The case for intrinsic theory IV: An argument from how conscious mental-occurrence instances seem
Journal of Mind and Behavior 20 (3):257-276 (1999)
AbstractMore consistently than Aron Gurwitsch, whose intrinsic account of consciousness4 was the topic of the previous two articles of the present series, David Woodruff Smith maintains that, within any objectivating act that is its object, inner awareness is inextricably interwoven with the outer awareness that is involved in the act. I begin here an examination of arguments Woodruff Smith proffers pro an understanding of inner awareness as intrinsic.

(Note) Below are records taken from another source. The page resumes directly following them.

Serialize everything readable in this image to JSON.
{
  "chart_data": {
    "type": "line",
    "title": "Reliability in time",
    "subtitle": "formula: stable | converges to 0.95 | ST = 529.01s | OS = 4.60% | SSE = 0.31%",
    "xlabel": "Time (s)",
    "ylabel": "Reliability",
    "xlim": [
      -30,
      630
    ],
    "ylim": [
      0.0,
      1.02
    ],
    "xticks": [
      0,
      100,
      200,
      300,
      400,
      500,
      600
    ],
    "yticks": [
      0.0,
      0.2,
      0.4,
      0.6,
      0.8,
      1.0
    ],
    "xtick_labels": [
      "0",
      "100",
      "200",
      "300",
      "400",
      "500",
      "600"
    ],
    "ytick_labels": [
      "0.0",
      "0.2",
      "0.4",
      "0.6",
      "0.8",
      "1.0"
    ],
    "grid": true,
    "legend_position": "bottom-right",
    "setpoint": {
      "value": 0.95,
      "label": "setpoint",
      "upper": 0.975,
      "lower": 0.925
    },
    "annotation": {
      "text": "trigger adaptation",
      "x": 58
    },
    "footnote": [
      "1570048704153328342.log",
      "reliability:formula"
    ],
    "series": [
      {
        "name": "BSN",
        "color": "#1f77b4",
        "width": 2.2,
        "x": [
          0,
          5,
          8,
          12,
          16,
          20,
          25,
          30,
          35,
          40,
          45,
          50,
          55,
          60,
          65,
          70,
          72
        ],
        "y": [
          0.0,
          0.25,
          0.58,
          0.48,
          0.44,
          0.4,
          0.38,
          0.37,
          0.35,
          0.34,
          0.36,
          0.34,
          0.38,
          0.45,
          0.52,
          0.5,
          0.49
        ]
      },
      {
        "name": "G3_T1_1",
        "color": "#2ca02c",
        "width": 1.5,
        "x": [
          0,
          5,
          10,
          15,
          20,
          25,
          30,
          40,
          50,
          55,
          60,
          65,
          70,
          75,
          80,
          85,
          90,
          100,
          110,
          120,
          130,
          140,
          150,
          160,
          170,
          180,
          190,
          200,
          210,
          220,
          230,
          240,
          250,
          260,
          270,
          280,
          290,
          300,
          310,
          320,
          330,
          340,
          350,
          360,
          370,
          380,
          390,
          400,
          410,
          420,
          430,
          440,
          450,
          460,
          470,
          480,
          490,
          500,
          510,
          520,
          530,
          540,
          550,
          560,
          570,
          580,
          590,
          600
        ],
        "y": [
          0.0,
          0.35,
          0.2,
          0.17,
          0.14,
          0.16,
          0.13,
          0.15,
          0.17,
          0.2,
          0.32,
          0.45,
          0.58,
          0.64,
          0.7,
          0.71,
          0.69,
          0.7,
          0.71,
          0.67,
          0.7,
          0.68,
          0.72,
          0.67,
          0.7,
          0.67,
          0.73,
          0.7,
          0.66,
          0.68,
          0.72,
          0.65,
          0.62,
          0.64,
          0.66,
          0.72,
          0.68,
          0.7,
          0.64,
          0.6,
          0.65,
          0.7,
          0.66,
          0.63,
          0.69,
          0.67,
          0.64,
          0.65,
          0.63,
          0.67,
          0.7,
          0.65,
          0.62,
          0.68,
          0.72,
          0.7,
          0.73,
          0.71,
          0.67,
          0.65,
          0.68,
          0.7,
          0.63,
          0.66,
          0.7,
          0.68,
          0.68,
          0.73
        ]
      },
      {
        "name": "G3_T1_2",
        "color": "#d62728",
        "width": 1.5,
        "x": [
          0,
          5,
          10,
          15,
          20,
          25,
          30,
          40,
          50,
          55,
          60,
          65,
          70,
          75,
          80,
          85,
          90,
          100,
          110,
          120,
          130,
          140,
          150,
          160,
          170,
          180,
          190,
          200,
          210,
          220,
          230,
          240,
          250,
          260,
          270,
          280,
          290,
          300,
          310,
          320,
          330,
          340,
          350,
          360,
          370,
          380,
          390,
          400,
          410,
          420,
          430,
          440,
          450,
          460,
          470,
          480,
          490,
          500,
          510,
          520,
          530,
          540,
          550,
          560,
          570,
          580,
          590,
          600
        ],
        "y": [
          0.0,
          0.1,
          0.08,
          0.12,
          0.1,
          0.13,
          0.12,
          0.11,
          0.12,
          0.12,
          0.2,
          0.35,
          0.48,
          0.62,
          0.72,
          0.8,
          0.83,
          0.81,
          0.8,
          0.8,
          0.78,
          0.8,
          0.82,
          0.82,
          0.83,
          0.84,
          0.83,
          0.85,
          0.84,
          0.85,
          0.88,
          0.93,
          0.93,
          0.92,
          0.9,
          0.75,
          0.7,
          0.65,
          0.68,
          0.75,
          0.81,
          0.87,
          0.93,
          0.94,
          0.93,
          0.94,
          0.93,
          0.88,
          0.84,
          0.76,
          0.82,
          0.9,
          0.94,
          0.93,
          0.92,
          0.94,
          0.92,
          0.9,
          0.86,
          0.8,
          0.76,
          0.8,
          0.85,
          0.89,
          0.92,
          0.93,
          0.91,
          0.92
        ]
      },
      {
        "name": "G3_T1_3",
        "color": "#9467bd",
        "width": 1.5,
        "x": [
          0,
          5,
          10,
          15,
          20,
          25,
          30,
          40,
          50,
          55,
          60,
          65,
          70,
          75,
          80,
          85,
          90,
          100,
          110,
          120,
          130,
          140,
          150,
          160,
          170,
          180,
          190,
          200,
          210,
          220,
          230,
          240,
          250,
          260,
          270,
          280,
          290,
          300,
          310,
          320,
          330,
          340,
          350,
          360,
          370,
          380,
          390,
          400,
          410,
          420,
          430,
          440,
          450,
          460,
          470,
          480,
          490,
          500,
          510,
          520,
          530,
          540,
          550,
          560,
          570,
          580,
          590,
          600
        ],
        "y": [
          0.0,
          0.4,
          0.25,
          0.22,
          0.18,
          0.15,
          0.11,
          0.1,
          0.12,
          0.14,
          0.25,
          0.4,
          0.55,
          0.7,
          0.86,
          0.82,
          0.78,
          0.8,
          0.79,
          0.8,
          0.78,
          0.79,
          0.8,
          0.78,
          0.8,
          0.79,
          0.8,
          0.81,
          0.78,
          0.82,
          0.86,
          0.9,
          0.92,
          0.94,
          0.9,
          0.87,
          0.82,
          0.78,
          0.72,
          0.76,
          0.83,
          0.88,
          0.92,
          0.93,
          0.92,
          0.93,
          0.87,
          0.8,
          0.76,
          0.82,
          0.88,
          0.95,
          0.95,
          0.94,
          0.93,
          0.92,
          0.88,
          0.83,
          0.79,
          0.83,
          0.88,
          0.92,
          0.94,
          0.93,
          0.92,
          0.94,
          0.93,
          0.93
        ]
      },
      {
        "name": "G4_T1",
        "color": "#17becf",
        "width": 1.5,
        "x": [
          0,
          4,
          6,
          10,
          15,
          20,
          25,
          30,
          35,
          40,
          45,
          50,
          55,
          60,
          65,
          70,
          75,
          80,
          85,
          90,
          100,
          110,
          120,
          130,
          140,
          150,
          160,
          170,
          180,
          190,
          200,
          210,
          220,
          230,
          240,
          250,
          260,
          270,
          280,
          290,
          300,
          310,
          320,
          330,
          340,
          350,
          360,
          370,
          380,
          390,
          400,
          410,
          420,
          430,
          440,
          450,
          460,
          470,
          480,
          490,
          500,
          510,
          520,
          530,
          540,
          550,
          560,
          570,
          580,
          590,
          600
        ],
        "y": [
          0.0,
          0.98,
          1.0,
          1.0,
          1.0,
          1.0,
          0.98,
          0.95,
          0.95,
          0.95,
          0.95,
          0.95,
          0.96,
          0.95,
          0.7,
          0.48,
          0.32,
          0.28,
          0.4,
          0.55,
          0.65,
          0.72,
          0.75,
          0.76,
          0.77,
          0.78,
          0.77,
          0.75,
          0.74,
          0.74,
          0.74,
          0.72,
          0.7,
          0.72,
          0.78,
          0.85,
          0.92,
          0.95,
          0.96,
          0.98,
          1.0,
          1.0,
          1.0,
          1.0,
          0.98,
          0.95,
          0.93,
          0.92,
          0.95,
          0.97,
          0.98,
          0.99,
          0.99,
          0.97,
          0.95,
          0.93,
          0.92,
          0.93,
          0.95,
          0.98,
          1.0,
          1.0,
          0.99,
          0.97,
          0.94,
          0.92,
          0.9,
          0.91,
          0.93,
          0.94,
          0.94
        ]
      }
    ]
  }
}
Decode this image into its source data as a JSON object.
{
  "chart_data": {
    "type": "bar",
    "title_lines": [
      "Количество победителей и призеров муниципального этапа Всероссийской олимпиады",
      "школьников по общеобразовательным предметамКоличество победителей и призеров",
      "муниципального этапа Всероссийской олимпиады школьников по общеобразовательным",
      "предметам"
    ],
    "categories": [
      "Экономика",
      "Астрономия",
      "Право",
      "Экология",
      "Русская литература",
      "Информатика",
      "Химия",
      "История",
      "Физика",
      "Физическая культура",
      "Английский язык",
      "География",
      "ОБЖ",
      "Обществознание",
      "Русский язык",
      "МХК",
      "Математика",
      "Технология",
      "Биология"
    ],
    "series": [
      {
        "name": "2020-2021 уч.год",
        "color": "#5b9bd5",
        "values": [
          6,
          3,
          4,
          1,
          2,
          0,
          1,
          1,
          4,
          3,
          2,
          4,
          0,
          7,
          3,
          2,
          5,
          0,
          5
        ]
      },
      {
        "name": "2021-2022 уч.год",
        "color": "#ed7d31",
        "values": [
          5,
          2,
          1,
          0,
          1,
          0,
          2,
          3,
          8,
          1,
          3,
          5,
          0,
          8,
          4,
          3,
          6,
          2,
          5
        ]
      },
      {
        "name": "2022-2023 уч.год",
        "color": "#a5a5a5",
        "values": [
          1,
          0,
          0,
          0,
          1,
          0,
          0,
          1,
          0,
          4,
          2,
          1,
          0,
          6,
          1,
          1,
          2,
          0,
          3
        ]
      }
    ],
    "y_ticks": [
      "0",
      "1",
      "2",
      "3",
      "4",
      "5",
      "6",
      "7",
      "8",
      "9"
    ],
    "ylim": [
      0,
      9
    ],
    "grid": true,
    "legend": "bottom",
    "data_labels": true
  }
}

However, in the present article, I give attention only to one of his arguments, and my discussion focuses largely on how David M. Rosenthal, who holds instead that inner awareness is accomplished by a separate mental-occurrence instance, has interpreted the empirical evidence that Woodruff Smith cites. Woodruff Smith considers how a conscious4 mental-occurrence instance seems to its owner to be empirical evidence that lends support to intrinsic theory of inner awareness. When one introspects a mental-occurrence instance, one finds a single unified experience, not two of them as Rosenthal proposes. Rosenthal accepts this firsthand evidence as tending to support intrinsic theory, but tries to explain the appearances away, mentioning G.E. Moore's description of consciousness as "transparent."